Foto di atas adalah Pintu gerbang Ketua DPRD II Bone |
Istilah Wala Suji
tidak asing lagi bagi Bangsa Bugis. Jika Anda pernah mengunjungi acara
adat atau perkawinan Kerabat Bangsa Bugis, tentu Anda akan melihat
suatu Baruga (gerbang) yang dikenal dengan nama Wala Suji di depan
pintu rumah mempelai atau yang melaksanakan hajatan. Wala Suji ini
terbuat dari anyaman bambu. Mengapa Wala Suji harus menggunakan pohon
bambu, karena pohon bambu dipercaya memiliki makna filosofi .
Pohon
bambu adalah sejenis tumbuhan yang sangat berguna bagi kehidupan
manusia. Ada satu sisi dari pohon bambu dapat dijadikan bahan
pembelajaran bermakna, yakni pada saat proses pertumbuhannya. Pohon
bambu ketika awal pertumbuhannya atau sebelum memunculkan tunas dan
daunnya terlebih dahulu menyempurnakan struktur akarnya. Akar yang
menunjang ke dasar bumi membuat bambu menjadi sebatang pohon yang sangat
kuat, lentur, dan tidak patah sekalipun ditiup angin kencang.
Metafora
tersebut mengajarkan kepada manusia agar tumbuh, berkembang dan
mencapai kesempurnaan bergerak dari dalam ke luar, bukan sebaliknya.

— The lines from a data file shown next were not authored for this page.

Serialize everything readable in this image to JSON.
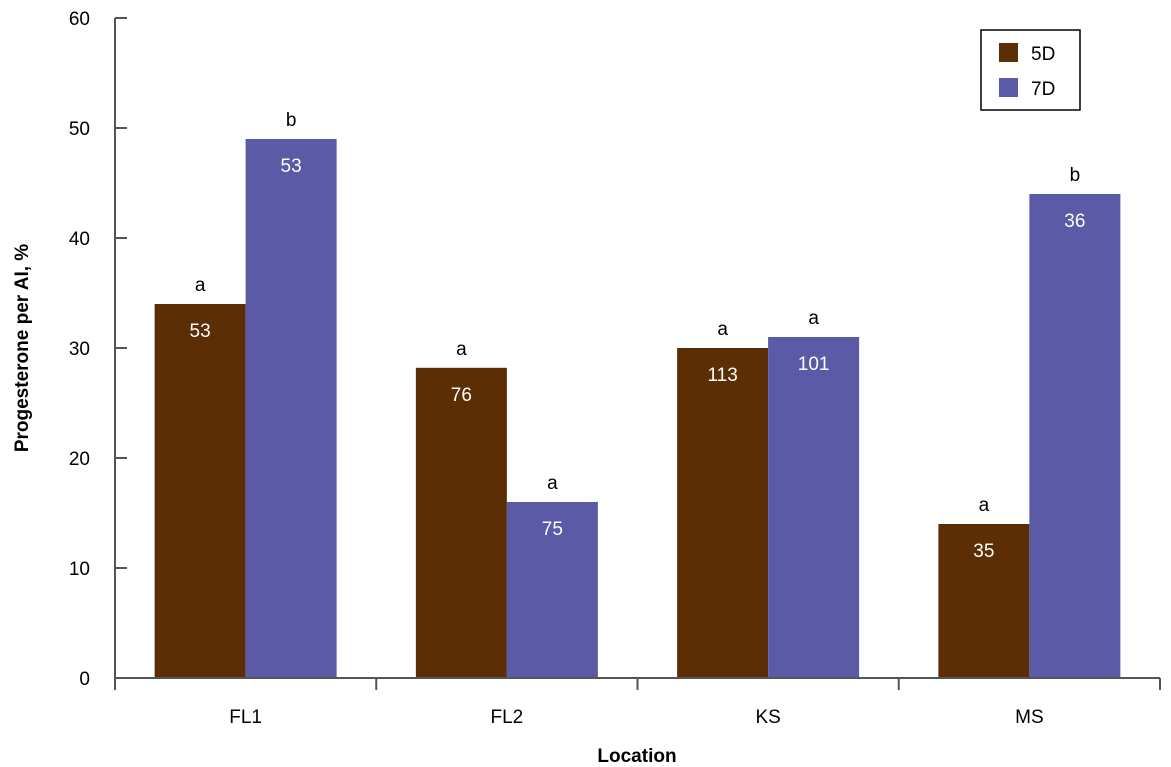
{
  "chart_data": {
    "type": "bar",
    "title": "",
    "xlabel": "Location",
    "ylabel": "Progesterone per AI, %",
    "ylim": [
      0,
      60
    ],
    "yticks": [
      0,
      10,
      20,
      30,
      40,
      50,
      60
    ],
    "grid": false,
    "legend_position": "top-right",
    "categories": [
      "FL1",
      "FL2",
      "KS",
      "MS"
    ],
    "series": [
      {
        "name": "5D",
        "color": "#5c2e06",
        "values": [
          34,
          28.2,
          30,
          14
        ],
        "n_labels": [
          "53",
          "76",
          "113",
          "35"
        ],
        "sig_letters": [
          "a",
          "a",
          "a",
          "a"
        ]
      },
      {
        "name": "7D",
        "color": "#5a5aa6",
        "values": [
          49,
          16,
          31,
          44
        ],
        "n_labels": [
          "53",
          "75",
          "101",
          "36"
        ],
        "sig_letters": [
          "b",
          "a",
          "a",
          "b"
        ]
      }
    ]
  }
}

Lebih jauh memahami filosofi pohon bambu tersebut, bahwa menjadi apa
sesungguhnya kita ini sangat tergantung pada pemahaman, penghayatan, dan
pengamalan kita tentang “Keimanan kepada Allah SWT” yang terdapat
dalam hati (qalbu) kita masing-masing.
Wala
Suji ini merupakan cikal bakal tulisan lontara. Karena pada masa-masa
itu belum ada yang namanya pulpen, pensil dan sejenis alat tulis
lainnya. Huruf lontara ini pada awalnya dipakai untuk menulis tata
aturan pemerintahan dan kemasyarakatan. Naskah ditulis pada daun lontar
menggunakan lidi atau kalam yang terbuat dari ijuk kasar.

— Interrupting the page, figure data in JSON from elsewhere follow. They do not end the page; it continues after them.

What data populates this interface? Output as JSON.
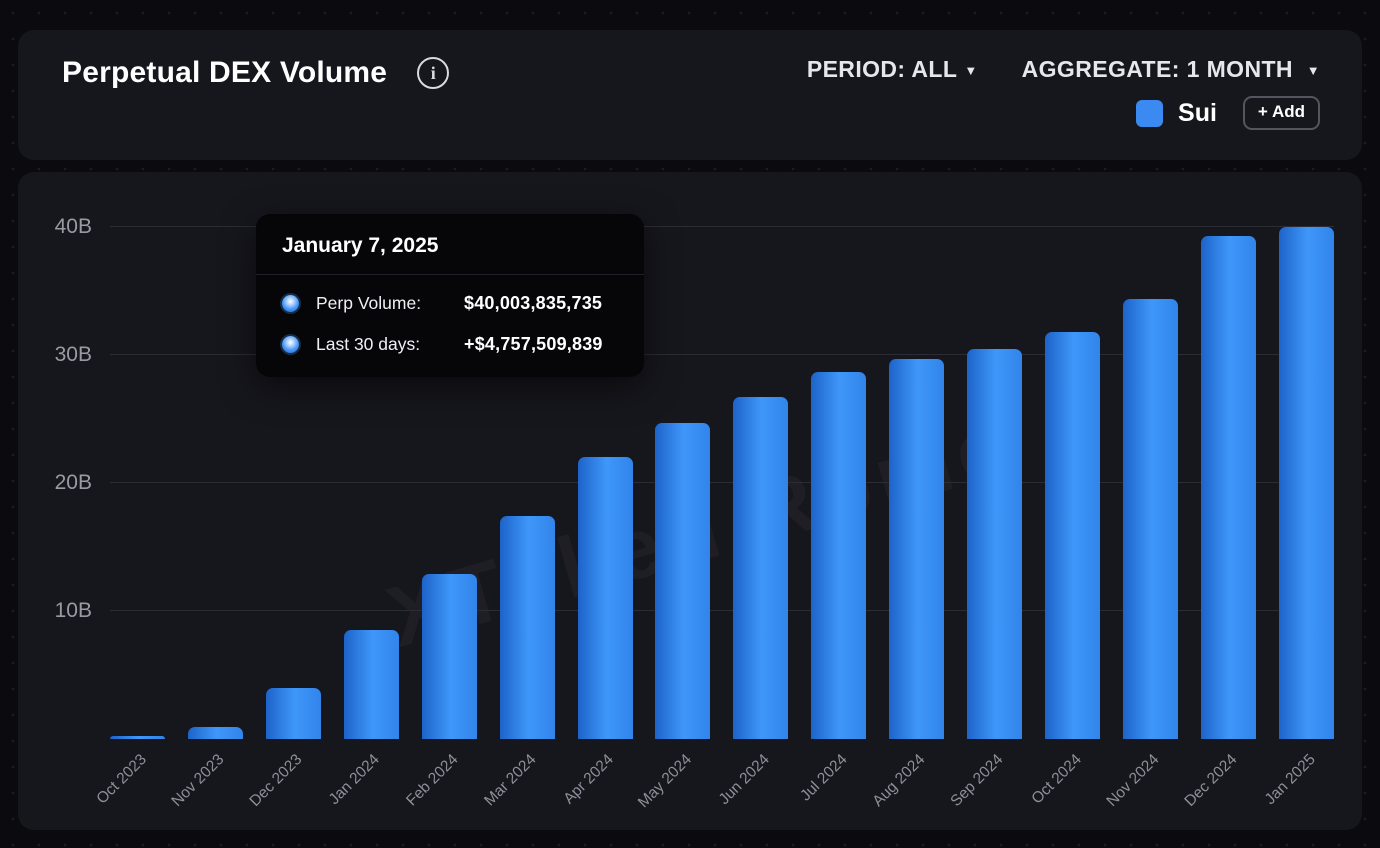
{
  "header": {
    "title": "Perpetual DEX Volume",
    "info_icon_glyph": "i",
    "caret": "▼",
    "period": {
      "label": "PERIOD:",
      "value": "ALL"
    },
    "aggregate": {
      "label": "AGGREGATE:",
      "value": "1 MONTH"
    },
    "legend": {
      "series_name": "Sui",
      "swatch_color": "#3b8af2"
    },
    "add_button_label": "+ Add"
  },
  "tooltip": {
    "date": "January 7, 2025",
    "rows": [
      {
        "label": "Perp Volume:",
        "value": "$40,003,835,735"
      },
      {
        "label": "Last 30 days:",
        "value": "+$4,757,509,839"
      }
    ]
  },
  "watermark": "XToken Rome",
  "chart_data": {
    "type": "bar",
    "title": "Perpetual DEX Volume",
    "series_name": "Sui",
    "categories": [
      "Oct 2023",
      "Nov 2023",
      "Dec 2023",
      "Jan 2024",
      "Feb 2024",
      "Mar 2024",
      "Apr 2024",
      "May 2024",
      "Jun 2024",
      "Jul 2024",
      "Aug 2024",
      "Sep 2024",
      "Oct 2024",
      "Nov 2024",
      "Dec 2024",
      "Jan 2025"
    ],
    "values": [
      0.2,
      0.9,
      4.0,
      8.5,
      12.9,
      17.4,
      22.0,
      24.7,
      26.7,
      28.7,
      29.7,
      30.5,
      31.8,
      34.4,
      39.3,
      40.0
    ],
    "unit": "B USD",
    "xlabel": "",
    "ylabel": "",
    "ylim": [
      0,
      40
    ],
    "yticks": [
      "10B",
      "20B",
      "30B",
      "40B"
    ],
    "grid": true,
    "legend_position": "top-right",
    "bar_color_gradient": [
      "#1d63c8",
      "#3f97f9"
    ]
  }
}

Wala suji berasal dari kata wala yang artinya pemisah/pagar/penjaga
dan suji yang berarti putri. Wala Suji adalah sejenis pagar bambu dalam
acara ritual yang berbentuk belah ketupat. Sulapa eppa (empat sisi)

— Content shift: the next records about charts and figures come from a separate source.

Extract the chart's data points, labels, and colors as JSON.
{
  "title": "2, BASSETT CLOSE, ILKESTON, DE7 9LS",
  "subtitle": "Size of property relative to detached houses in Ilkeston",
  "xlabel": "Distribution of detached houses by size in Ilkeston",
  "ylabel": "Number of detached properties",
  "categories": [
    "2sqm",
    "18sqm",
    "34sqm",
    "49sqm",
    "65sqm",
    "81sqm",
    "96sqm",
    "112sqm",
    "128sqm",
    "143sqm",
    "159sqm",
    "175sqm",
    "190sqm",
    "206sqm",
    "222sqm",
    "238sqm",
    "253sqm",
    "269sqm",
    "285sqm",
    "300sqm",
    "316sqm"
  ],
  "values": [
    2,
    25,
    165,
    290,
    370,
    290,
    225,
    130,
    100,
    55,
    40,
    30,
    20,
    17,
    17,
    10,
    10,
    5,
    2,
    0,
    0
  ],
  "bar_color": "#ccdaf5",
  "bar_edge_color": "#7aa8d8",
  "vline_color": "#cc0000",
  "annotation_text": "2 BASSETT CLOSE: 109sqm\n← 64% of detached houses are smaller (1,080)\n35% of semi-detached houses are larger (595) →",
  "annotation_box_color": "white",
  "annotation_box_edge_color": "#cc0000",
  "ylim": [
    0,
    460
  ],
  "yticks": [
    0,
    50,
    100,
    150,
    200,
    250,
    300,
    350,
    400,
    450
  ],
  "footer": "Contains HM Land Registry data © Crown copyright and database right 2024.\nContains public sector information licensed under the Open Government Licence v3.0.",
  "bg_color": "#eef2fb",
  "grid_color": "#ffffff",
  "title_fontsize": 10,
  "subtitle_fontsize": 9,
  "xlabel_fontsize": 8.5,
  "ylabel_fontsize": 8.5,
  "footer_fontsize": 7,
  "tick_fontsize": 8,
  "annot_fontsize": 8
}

adalah bentuk mistis kepercayaan Bugis-Makassar klasik yang menyimbolkan
susunan semesta, api-air-angin-tanah.
Sebenarnya
konsep segi empat pada Wala Suji ini, berpangkal pada kebudayaan orang
Bugis-Makassar yang memandang alam raya sebagai sulapa' eppa wala
suji (segi empat belah ketupat). Menurut almarhum Prof DR Mattulada,
budayawan Sulawesi Selatan yang juga guru besar Universitas Hasanuddin,
Makassar, konsep tersebut ditempatkan secara horizontal dengan dunia
tengah. Dengan pandangan ini, masyarakat Bugis-Makassar memandang dunia
sebagai sebuah kesempurnaan.
Kesempurnaan
yang dimaksud meliputi empat persegi penjuru mata angin, yaitu timur,
barat, utara, dan selatan. Secara makro, alam semesta adalah satu
kesatuan yang tertuang dalam sebuah simbol aksara Bugis-Makassar, yaitu
‘sa’ yang berarti seuwwa, artinya tunggal atau esa. Begitu pula secara
mikro, manusia adalah sebuah kesatuan yang diwujudkan dalam sulapaq
eppaq. Berawal dari mulut manusia segala sesuatu dinyatakan, bunyi ke
kata, kata ke perbuatan, dan perbuatan mewujudkan jati diri manusia.
Dengan demikian, Wala Suji dalam dunia ini, dipakai sebagai acuan untuk
mengukur tingkat kesempurnaan yang dimiliki seseorang. Kesempurnaan
yang dimaksud itu adalah kabara-niang (keberanian), akkarungeng
(kebangsawanan), asugireng (kekayaan), dan akkessi-ngeng
(ketampanan/kecantikan).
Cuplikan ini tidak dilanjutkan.